Co-working is finally taking off in San Diego and Orange County. This year, both markets saw significant expansion of co-working operators, and many market experts expect the flexible office model to grown in 2019. However, the two markets have a very different view of co-working space and its impact on direct office leasing. Just as Los Angeles—on of the top co-working markets in the country—had to evolve around the space, San Diego and Orange County are experiencing growing pains.

In Orange County, many players in the office market are concerned that flexible office space could usurp small-tenant direct leasing activity. “It’s a double-edged sword. Orange County is a small-tenant market, so there’s an argument that flexible office space is stealing small tenants from landlords,” Scott Wetzel, VP at JLL, tells GlobeSt.com. “There’s a counter-argument that that it is healthy because it allows smaller companies increased flexibility, the ability to move-in quickly, and when they reach a mature phase, they will have enough runway to build out and lease an autonomous office space.”

However, the high cost of co-working space could actually help to fuel direct leasing activity, rather than stall it. This is especially true for start-ups expanding to the next phase of their business. “With ease comes expense,” says Wetzel. “Flexible office space is significantly more expensive than traditional office space, particularly for mature companies who can predict their office needs over the next three to five years.  For fast-growing companies or small satellites, flexible office space is an easy way to get up-and-running by next week, as opposed to next quarter.”
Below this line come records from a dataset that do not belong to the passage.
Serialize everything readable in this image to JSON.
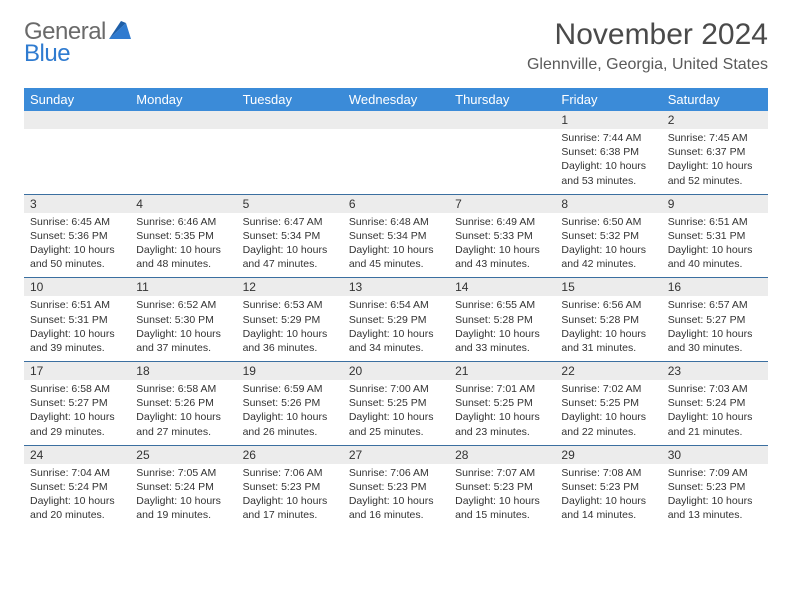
{
  "brand": {
    "word1": "General",
    "word2": "Blue"
  },
  "title": "November 2024",
  "location": "Glennville, Georgia, United States",
  "colors": {
    "header_bg": "#3b8bd8",
    "header_text": "#ffffff",
    "daynum_bg": "#ececec",
    "week_border": "#3b6fa0",
    "logo_gray": "#6a6a6a",
    "logo_blue": "#2f7bd0",
    "text": "#333333"
  },
  "weekdays": [
    "Sunday",
    "Monday",
    "Tuesday",
    "Wednesday",
    "Thursday",
    "Friday",
    "Saturday"
  ],
  "weeks": [
    [
      null,
      null,
      null,
      null,
      null,
      {
        "n": "1",
        "sr": "Sunrise: 7:44 AM",
        "ss": "Sunset: 6:38 PM",
        "d1": "Daylight: 10 hours",
        "d2": "and 53 minutes."
      },
      {
        "n": "2",
        "sr": "Sunrise: 7:45 AM",
        "ss": "Sunset: 6:37 PM",
        "d1": "Daylight: 10 hours",
        "d2": "and 52 minutes."
      }
    ],
    [
      {
        "n": "3",
        "sr": "Sunrise: 6:45 AM",
        "ss": "Sunset: 5:36 PM",
        "d1": "Daylight: 10 hours",
        "d2": "and 50 minutes."
      },
      {
        "n": "4",
        "sr": "Sunrise: 6:46 AM",
        "ss": "Sunset: 5:35 PM",
        "d1": "Daylight: 10 hours",
        "d2": "and 48 minutes."
      },
      {
        "n": "5",
        "sr": "Sunrise: 6:47 AM",
        "ss": "Sunset: 5:34 PM",
        "d1": "Daylight: 10 hours",
        "d2": "and 47 minutes."
      },
      {
        "n": "6",
        "sr": "Sunrise: 6:48 AM",
        "ss": "Sunset: 5:34 PM",
        "d1": "Daylight: 10 hours",
        "d2": "and 45 minutes."
      },
      {
        "n": "7",
        "sr": "Sunrise: 6:49 AM",
        "ss": "Sunset: 5:33 PM",
        "d1": "Daylight: 10 hours",
        "d2": "and 43 minutes."
      },
      {
        "n": "8",
        "sr": "Sunrise: 6:50 AM",
        "ss": "Sunset: 5:32 PM",
        "d1": "Daylight: 10 hours",
        "d2": "and 42 minutes."
      },
      {
        "n": "9",
        "sr": "Sunrise: 6:51 AM",
        "ss": "Sunset: 5:31 PM",
        "d1": "Daylight: 10 hours",
        "d2": "and 40 minutes."
      }
    ],
    [
      {
        "n": "10",
        "sr": "Sunrise: 6:51 AM",
        "ss": "Sunset: 5:31 PM",
        "d1": "Daylight: 10 hours",
        "d2": "and 39 minutes."
      },
      {
        "n": "11",
        "sr": "Sunrise: 6:52 AM",
        "ss": "Sunset: 5:30 PM",
        "d1": "Daylight: 10 hours",
        "d2": "and 37 minutes."
      },
      {
        "n": "12",
        "sr": "Sunrise: 6:53 AM",
        "ss": "Sunset: 5:29 PM",
        "d1": "Daylight: 10 hours",
        "d2": "and 36 minutes."
      },
      {
        "n": "13",
        "sr": "Sunrise: 6:54 AM",
        "ss": "Sunset: 5:29 PM",
        "d1": "Daylight: 10 hours",
        "d2": "and 34 minutes."
      },
      {
        "n": "14",
        "sr": "Sunrise: 6:55 AM",
        "ss": "Sunset: 5:28 PM",
        "d1": "Daylight: 10 hours",
        "d2": "and 33 minutes."
      },
      {
        "n": "15",
        "sr": "Sunrise: 6:56 AM",
        "ss": "Sunset: 5:28 PM",
        "d1": "Daylight: 10 hours",
        "d2": "and 31 minutes."
      },
      {
        "n": "16",
        "sr": "Sunrise: 6:57 AM",
        "ss": "Sunset: 5:27 PM",
        "d1": "Daylight: 10 hours",
        "d2": "and 30 minutes."
      }
    ],
    [
      {
        "n": "17",
        "sr": "Sunrise: 6:58 AM",
        "ss": "Sunset: 5:27 PM",
        "d1": "Daylight: 10 hours",
        "d2": "and 29 minutes."
      },
      {
        "n": "18",
        "sr": "Sunrise: 6:58 AM",
        "ss": "Sunset: 5:26 PM",
        "d1": "Daylight: 10 hours",
        "d2": "and 27 minutes."
      },
      {
        "n": "19",
        "sr": "Sunrise: 6:59 AM",
        "ss": "Sunset: 5:26 PM",
        "d1": "Daylight: 10 hours",
        "d2": "and 26 minutes."
      },
      {
        "n": "20",
        "sr": "Sunrise: 7:00 AM",
        "ss": "Sunset: 5:25 PM",
        "d1": "Daylight: 10 hours",
        "d2": "and 25 minutes."
      },
      {
        "n": "21",
        "sr": "Sunrise: 7:01 AM",
        "ss": "Sunset: 5:25 PM",
        "d1": "Daylight: 10 hours",
        "d2": "and 23 minutes."
      },
      {
        "n": "22",
        "sr": "Sunrise: 7:02 AM",
        "ss": "Sunset: 5:25 PM",
        "d1": "Daylight: 10 hours",
        "d2": "and 22 minutes."
      },
      {
        "n": "23",
        "sr": "Sunrise: 7:03 AM",
        "ss": "Sunset: 5:24 PM",
        "d1": "Daylight: 10 hours",
        "d2": "and 21 minutes."
      }
    ],
    [
      {
        "n": "24",
        "sr": "Sunrise: 7:04 AM",
        "ss": "Sunset: 5:24 PM",
        "d1": "Daylight: 10 hours",
        "d2": "and 20 minutes."
      },
      {
        "n": "25",
        "sr": "Sunrise: 7:05 AM",
        "ss": "Sunset: 5:24 PM",
        "d1": "Daylight: 10 hours",
        "d2": "and 19 minutes."
      },
      {
        "n": "26",
        "sr": "Sunrise: 7:06 AM",
        "ss": "Sunset: 5:23 PM",
        "d1": "Daylight: 10 hours",
        "d2": "and 17 minutes."
      },
      {
        "n": "27",
        "sr": "Sunrise: 7:06 AM",
        "ss": "Sunset: 5:23 PM",
        "d1": "Daylight: 10 hours",
        "d2": "and 16 minutes."
      },
      {
        "n": "28",
        "sr": "Sunrise: 7:07 AM",
        "ss": "Sunset: 5:23 PM",
        "d1": "Daylight: 10 hours",
        "d2": "and 15 minutes."
      },
      {
        "n": "29",
        "sr": "Sunrise: 7:08 AM",
        "ss": "Sunset: 5:23 PM",
        "d1": "Daylight: 10 hours",
        "d2": "and 14 minutes."
      },
      {
        "n": "30",
        "sr": "Sunrise: 7:09 AM",
        "ss": "Sunset: 5:23 PM",
        "d1": "Daylight: 10 hours",
        "d2": "and 13 minutes."
      }
    ]
  ]
}
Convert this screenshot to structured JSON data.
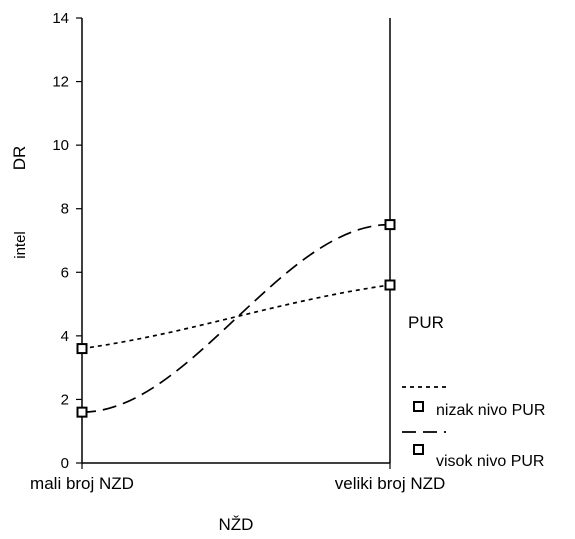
{
  "chart_data": {
    "type": "line",
    "categories": [
      "mali broj NZD",
      "veliki broj NZD"
    ],
    "series": [
      {
        "name": "nizak nivo PUR",
        "values": [
          3.6,
          5.6
        ],
        "line_style": "dotted",
        "marker": "square"
      },
      {
        "name": "visok nivo PUR",
        "values": [
          1.6,
          7.5
        ],
        "line_style": "dashed",
        "marker": "square"
      }
    ],
    "ylim": [
      0,
      14
    ],
    "yticks": [
      0,
      2,
      4,
      6,
      8,
      10,
      12,
      14
    ],
    "ylabel": "DR",
    "ylabel_overlap_text": "intel",
    "xlabel": "NŽD",
    "legend_title": "PUR",
    "legend_position": "right",
    "grid": false,
    "colors": {
      "line": "#000000",
      "marker": "#000000",
      "background": "#ffffff"
    }
  }
}
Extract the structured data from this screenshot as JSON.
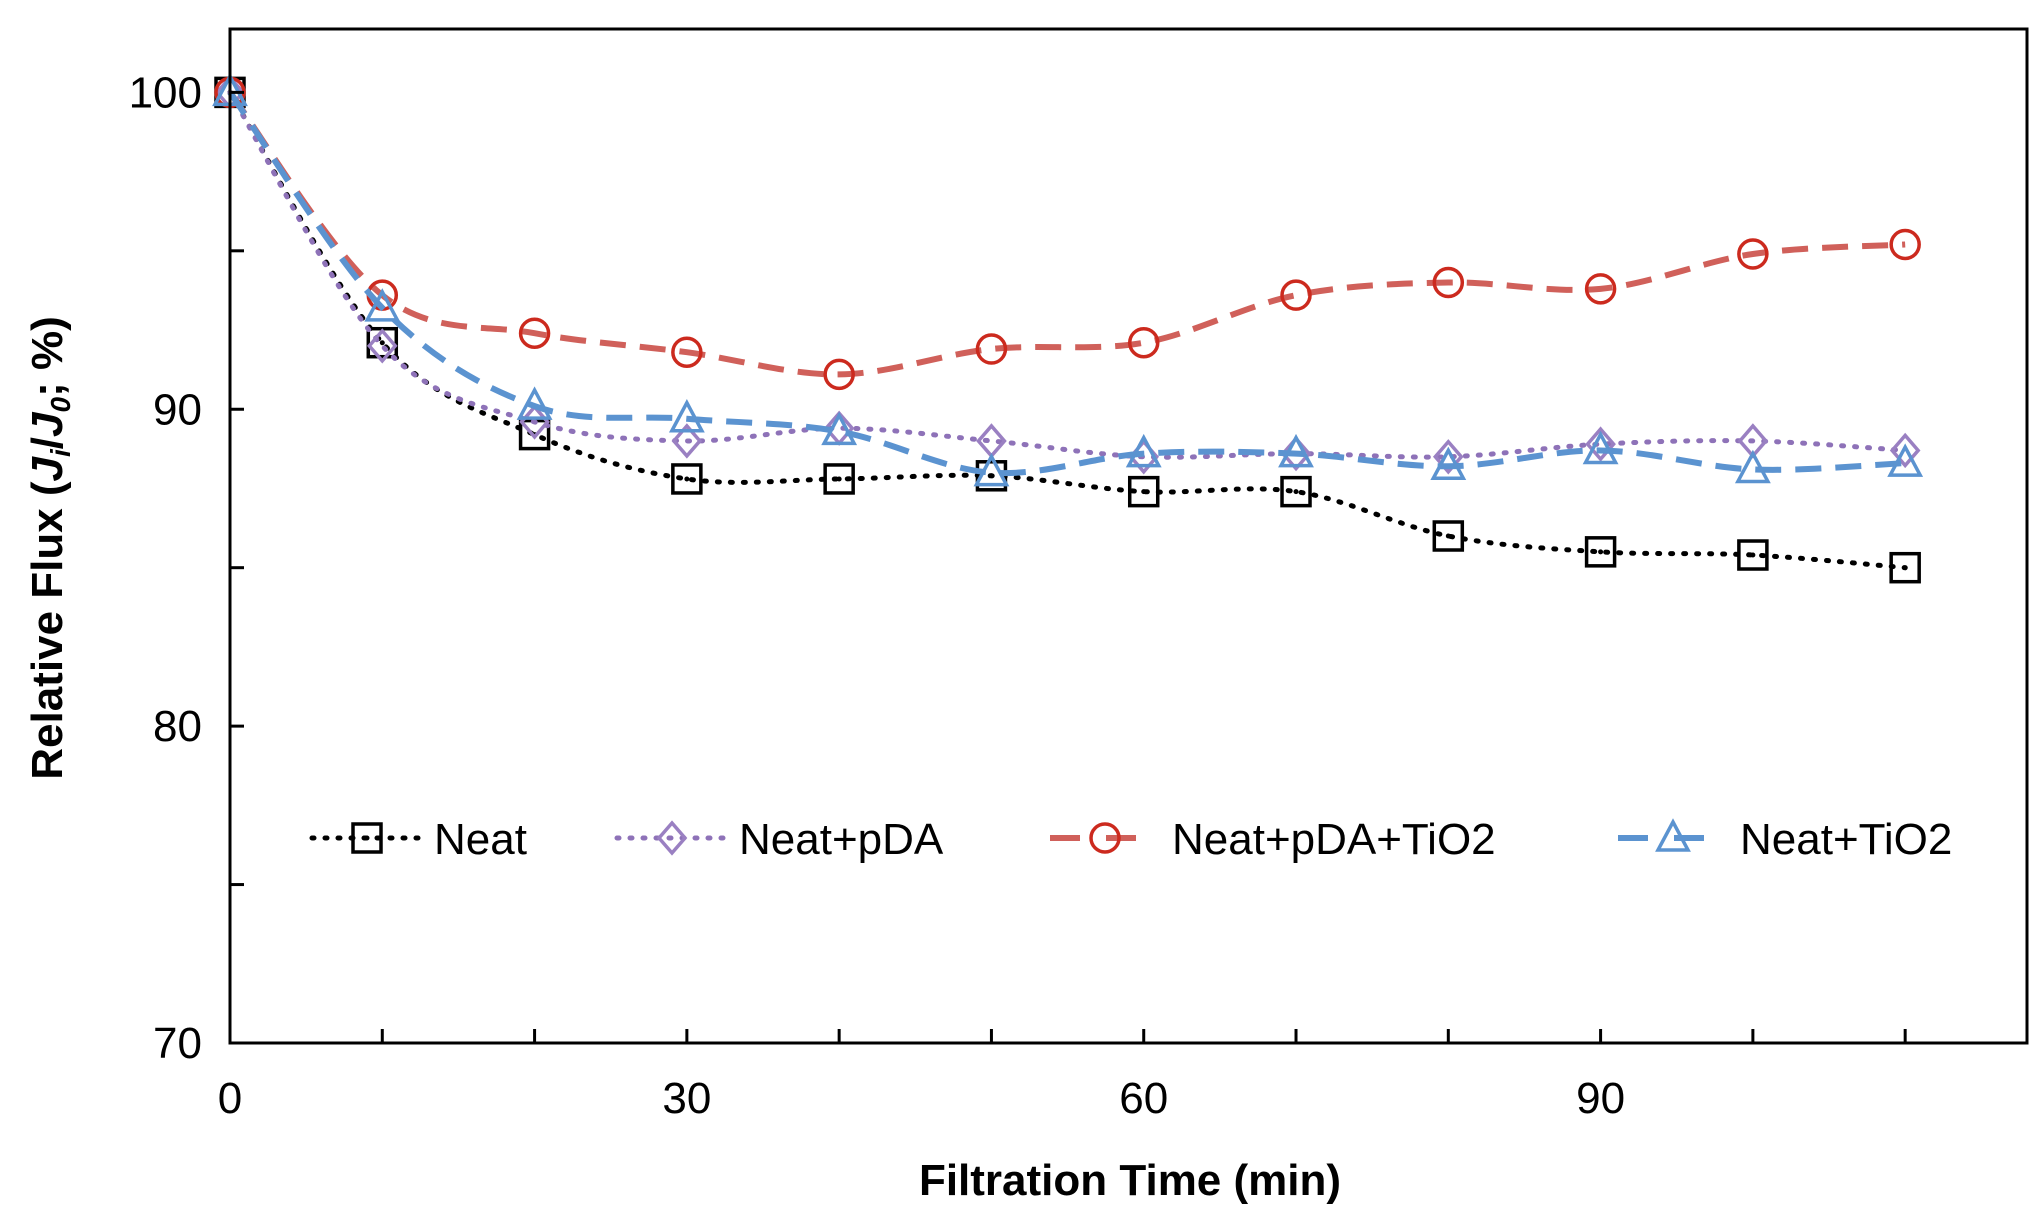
{
  "chart_data": {
    "type": "line",
    "title": "",
    "xlabel": "Filtration Time (min)",
    "ylabel_parts": [
      "Relative Flux (",
      "J",
      "i",
      "/",
      "J",
      "0",
      "; %)"
    ],
    "ylabel": "Relative Flux (Ji/J0; %)",
    "xlim": [
      0,
      118
    ],
    "ylim": [
      70,
      102
    ],
    "x_major_ticks": [
      0,
      30,
      60,
      90
    ],
    "x_minor_ticks": [
      10,
      20,
      40,
      50,
      70,
      80,
      100,
      110
    ],
    "y_major_ticks": [
      70,
      80,
      90,
      100
    ],
    "y_minor_ticks": [
      75,
      85,
      95
    ],
    "x_tick_labels": [
      "0",
      "30",
      "60",
      "90"
    ],
    "y_tick_labels": [
      "70",
      "80",
      "90",
      "100"
    ],
    "grid": false,
    "legend_position": "bottom-center inside",
    "x": [
      0,
      10,
      20,
      30,
      40,
      50,
      60,
      70,
      80,
      90,
      100,
      110
    ],
    "series": [
      {
        "name": "Neat",
        "marker": "square",
        "style": "dotted",
        "color": "#000000",
        "marker_color": "#000000",
        "values": [
          100,
          92.1,
          89.2,
          87.8,
          87.8,
          87.9,
          87.4,
          87.4,
          86.0,
          85.5,
          85.4,
          85.0
        ]
      },
      {
        "name": "Neat+pDA",
        "marker": "diamond",
        "style": "dotted",
        "color": "#8e72b8",
        "marker_color": "#9a80c2",
        "values": [
          100,
          92.0,
          89.6,
          89.0,
          89.4,
          89.0,
          88.5,
          88.6,
          88.5,
          88.9,
          89.0,
          88.7
        ]
      },
      {
        "name": "Neat+pDA+TiO2",
        "marker": "circle",
        "style": "dashed",
        "color": "#d0605a",
        "marker_color": "#cc2a1e",
        "values": [
          100,
          93.6,
          92.4,
          91.8,
          91.1,
          91.9,
          92.1,
          93.6,
          94.0,
          93.8,
          94.9,
          95.2
        ]
      },
      {
        "name": "Neat+TiO2",
        "marker": "triangle",
        "style": "dashed",
        "color": "#5b93d0",
        "marker_color": "#5b93d0",
        "values": [
          100,
          93.2,
          90.1,
          89.7,
          89.3,
          88.0,
          88.6,
          88.6,
          88.2,
          88.7,
          88.1,
          88.3
        ]
      }
    ]
  }
}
In San Diego, however, co-working options have had an impact on the direct leasing market. While initially, small users primarily used co-working offices, now larger corporations have entered the market for flexible office space. “With larger corporations turning to flexible office space to test out new markets, provide flexibility for traveling employees, or reduce capital expenses, landlords may start to feel the pinch,” Scott Schindler, a senior associate at JLL, tells GlobeSt.com. “We haven’t seen a direct correlation between increases in flexible office spaces and occupancy and a reduction in leasing activity or lease rates. We are finding it more difficult for tenants to sublease out space, which they’ve either outgrown or no longer need. Subleases used to provide the main outlet for a company to have a reduced lease term at a great rate, with furniture included.”

As the markets adapt to the new office competitor, co-working will continue to expand. Wetzel estimates that the model will grow slowly over several decades in Orange County and San Diego. In primary markets, like Los Angeles and San Francisco, co-working already accounts for approximately 3% of the total market share. In Orange County, the market is about 1.5% of the total market share. “Flexible office space will continue to grow over the next several decades, maturing in some markets at as much as 30% of the total market share,” he says. “A ten-times increase from where primary markets are today is quite the leap, but it indicates that leasing velocity by these firms is here to stay, and because flexible office space helps bridge the gap for businesses looking to make the leap from their garage to an office, it will help improve leasing velocity in the small-tenant sector.”